Lifetime Achievement Awardee
Helen “Lena” Astin’s interest in psychology, gender, and career development began at an early age. In her memoir, The Road From Serres: A Feminist Odyssey, she recounts walking through her neighborhood as a small child, asking other children questions from the Stanford-Binet IQ test. She began tuning in to gender discrimination, particularly around career choices and development, when her own parents discouraged her from pursuing architecture or physics because they were “male occupations.”
Born in Greece in 1932, she endured the occupation of World War II and subsequent Greek Civil War before arriving by boat in New York in 1951. Learning English at the same time she was studying, she quickly earned her undergraduate and Master’s degrees in psychology before pursuing her Ph.D. at the University of Maryland. A groundbreaker even then, she was just the second woman to be conferred with a Ph.D. in psychology from the university. While there, she met her life partner and frequent collaborator, Alexander “Sandy” Astin.

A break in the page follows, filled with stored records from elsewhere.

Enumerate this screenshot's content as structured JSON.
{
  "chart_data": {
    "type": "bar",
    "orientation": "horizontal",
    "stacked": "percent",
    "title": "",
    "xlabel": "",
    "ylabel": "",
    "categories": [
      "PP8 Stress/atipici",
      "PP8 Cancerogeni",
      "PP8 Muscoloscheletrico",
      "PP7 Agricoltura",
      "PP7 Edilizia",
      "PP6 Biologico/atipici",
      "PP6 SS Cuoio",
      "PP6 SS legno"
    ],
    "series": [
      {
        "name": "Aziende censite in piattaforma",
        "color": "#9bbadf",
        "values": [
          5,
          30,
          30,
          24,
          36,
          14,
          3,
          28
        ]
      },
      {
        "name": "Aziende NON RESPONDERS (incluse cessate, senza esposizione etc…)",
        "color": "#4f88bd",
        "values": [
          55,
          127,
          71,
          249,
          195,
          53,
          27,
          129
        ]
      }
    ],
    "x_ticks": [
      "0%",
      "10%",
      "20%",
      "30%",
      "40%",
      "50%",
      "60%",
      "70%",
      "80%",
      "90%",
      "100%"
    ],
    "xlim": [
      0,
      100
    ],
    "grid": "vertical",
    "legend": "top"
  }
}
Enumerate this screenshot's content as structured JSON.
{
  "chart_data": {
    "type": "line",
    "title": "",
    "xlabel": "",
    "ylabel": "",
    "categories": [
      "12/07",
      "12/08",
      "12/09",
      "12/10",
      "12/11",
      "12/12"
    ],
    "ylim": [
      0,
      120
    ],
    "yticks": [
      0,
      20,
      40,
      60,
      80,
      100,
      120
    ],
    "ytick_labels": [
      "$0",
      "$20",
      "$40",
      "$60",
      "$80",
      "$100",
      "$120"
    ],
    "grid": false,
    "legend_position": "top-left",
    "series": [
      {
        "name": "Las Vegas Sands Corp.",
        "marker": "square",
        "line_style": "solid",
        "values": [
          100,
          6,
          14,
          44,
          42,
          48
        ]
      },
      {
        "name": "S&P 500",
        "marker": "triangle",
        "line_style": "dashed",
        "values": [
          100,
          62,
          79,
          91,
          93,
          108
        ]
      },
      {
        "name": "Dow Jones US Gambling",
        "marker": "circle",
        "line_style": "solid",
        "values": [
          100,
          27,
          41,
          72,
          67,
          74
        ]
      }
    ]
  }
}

Astin’s early career included a number of different positions where she simultaneously utilized her training while managing a young family — an experience that reinforced for her the inherent societal bias in notions privileging male workers and career trajectories. Her 1969 book, The Woman Doctorate in America, documented and debunked these notions. Coinciding with the women’s movement in the U.S. and her move to the University of California, Los Angeles (UCLA) in 1973, her work began gaining traction. At UCLA she co-created the Higher Education Research Institute and co-founded the Center for the Study of Women. Her research and 14 books on women and leadership and her passion for addressing gender disparity in leadership opportunities and career development impacted a generation of women in higher education. Her legacy continues to influence and shape work in the field today and infuse it with purpose.